Командарм 27-й армии в начале ноября выводит из боя нашу дивизию, и здесь же, на плацдарме, доукомплектовывает ее пополнением и переобмундировывает по зимнему плану. Внезапно получаем приказ: передать всю пехоту в другие дивизии. Дивизия без пехоты возвращается на левый берег по наплавному мосту и сосредотачивается в Переяславе-Хмельницком для следования на доукомплектование. Но к государственному празднику взят Киев. Нас заворачивают, снова переправляемся на правый берег и следуем в Обуховский район. Войска фронта устремились на Белоцерковское и Житомирское направления. А для обеспечения левого фланга 38-ю дивизию без пехоты "сажают" в оборону. Вот уж поистине случай, когда правая рука не знала, что делала левая. Выдвигаясь в направлении Черняхова, штаб нашего 29-го полка с ротой связи напоролись в пургу на колонну немецких танков, которые пленили штаб и связистов в количестве 93 человек, из них 13 офицеров во главе с начальником штаба полка майором Ростовцевым. Об этом огромном "ЧП" многие из нас узнали только после войны.

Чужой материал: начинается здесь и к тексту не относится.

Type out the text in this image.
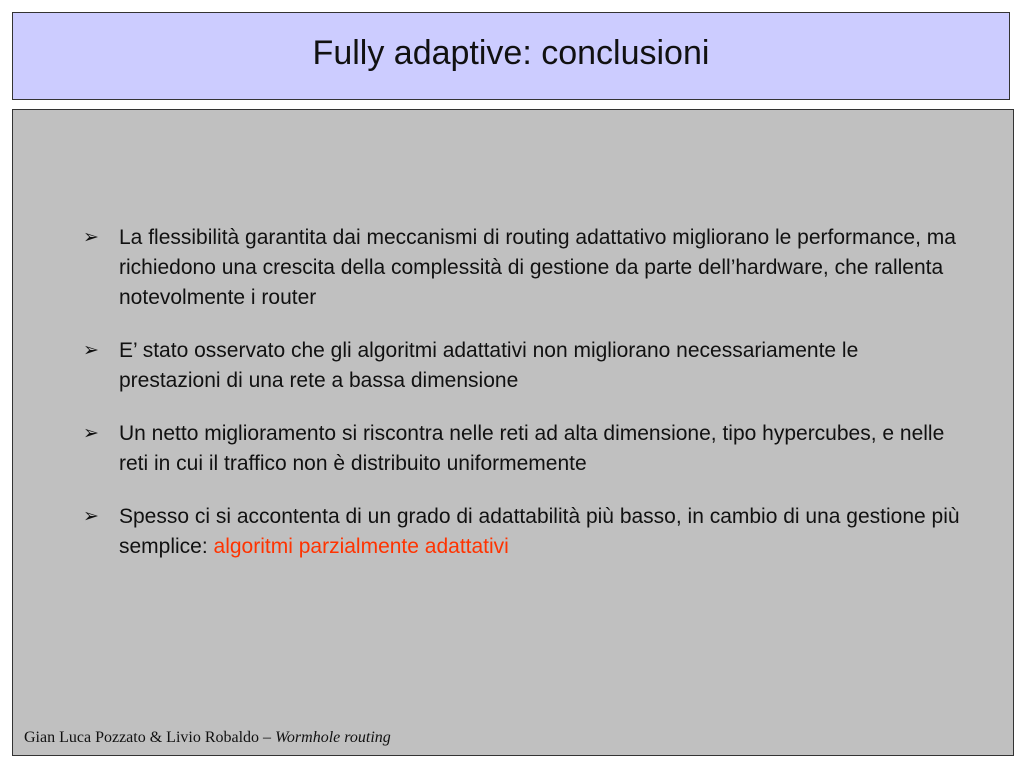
Fully adaptive: conclusioni
➢ La flessibilità garantita dai meccanismi di routing adattativo migliorano le performance, ma richiedono una crescita della complessità di gestione da parte dell’hardware, che rallenta notevolmente i router
➢ E’ stato osservato che gli algoritmi adattativi non migliorano necessariamente le prestazioni di una rete a bassa dimensione
➢ Un netto miglioramento si riscontra nelle reti ad alta dimensione, tipo hypercubes, e nelle reti in cui il traffico non è distribuito uniformemente
➢ Spesso ci si accontenta di un grado di adattabilità più basso, in cambio di una gestione più semplice: algoritmi parzialmente adattativi
Gian Luca Pozzato & Livio Robaldo – Wormhole routing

А виновным оказался все тот же строптивый комдив полковник Богданов, которого отстранили от командования и назначили с понижением командовать 295-м полком в 183-й стрелковой дивизии. Последняя запись в его учетной карте в архиве: "Убит в бою 5.04.1944 года". А командарм Трофименко оказался в стороне и через год стал Героем Советского Союза и генерал-полковником.

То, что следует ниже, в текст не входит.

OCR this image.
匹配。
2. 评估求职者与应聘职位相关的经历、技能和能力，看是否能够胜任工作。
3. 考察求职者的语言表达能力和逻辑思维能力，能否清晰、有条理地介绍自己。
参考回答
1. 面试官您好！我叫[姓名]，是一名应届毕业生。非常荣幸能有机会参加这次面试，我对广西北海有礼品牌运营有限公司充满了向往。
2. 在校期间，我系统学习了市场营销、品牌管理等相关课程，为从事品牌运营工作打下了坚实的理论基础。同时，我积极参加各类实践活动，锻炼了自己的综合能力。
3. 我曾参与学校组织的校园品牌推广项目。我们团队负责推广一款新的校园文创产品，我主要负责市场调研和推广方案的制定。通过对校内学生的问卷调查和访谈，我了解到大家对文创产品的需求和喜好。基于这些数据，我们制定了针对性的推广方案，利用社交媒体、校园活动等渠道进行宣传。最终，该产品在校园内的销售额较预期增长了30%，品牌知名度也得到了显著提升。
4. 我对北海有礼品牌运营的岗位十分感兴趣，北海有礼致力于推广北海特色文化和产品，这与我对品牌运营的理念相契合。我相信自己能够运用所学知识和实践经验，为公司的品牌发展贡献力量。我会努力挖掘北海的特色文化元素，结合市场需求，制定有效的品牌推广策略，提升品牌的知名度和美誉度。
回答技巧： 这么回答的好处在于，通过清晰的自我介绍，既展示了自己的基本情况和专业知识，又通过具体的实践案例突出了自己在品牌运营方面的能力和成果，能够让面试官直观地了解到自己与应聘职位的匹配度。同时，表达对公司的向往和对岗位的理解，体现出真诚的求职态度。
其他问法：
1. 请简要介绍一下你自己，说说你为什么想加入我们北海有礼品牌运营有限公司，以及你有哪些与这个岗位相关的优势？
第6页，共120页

Добавлю, что кроме количественной разнарядки для награждения указывались и расклад по национальностям, и по родам оружия, и по служебным категориям. Героями в нашей дивизии стали: один командир полка, один заместитель командира полка, один начальник артиллерии, три командира роты, четыре сапера, два связиста, один артиллерист, один пулеметчик и два автоматчика. Размах по одному и тому же подвигу был огромным - от медалей "За отвагу", "За боевые заслуги" и ордена Красной Звезды по первичному представлению до высшей степени боевого отличия. Повторного подвига они не могли совершить, так как в первый день были ранены и ожидали ночи для переправы в тыловые госпитали. Именно это им и было зачтено такой фразой "Получив ранение, не покинул поля боя...". Самые достойные получили вместо геройства ордена Красного Знамени или Отечественной войны 2-й степени, а второстепенные - геройство за одну выше приведенную фразу.
А самое главное все мы впервые поверили в то, что научились бить врага не только зимой, но и летом и что форсирование реки Днепр еще раз подтвердило нашу уверенность в неминуемом разгроме врага.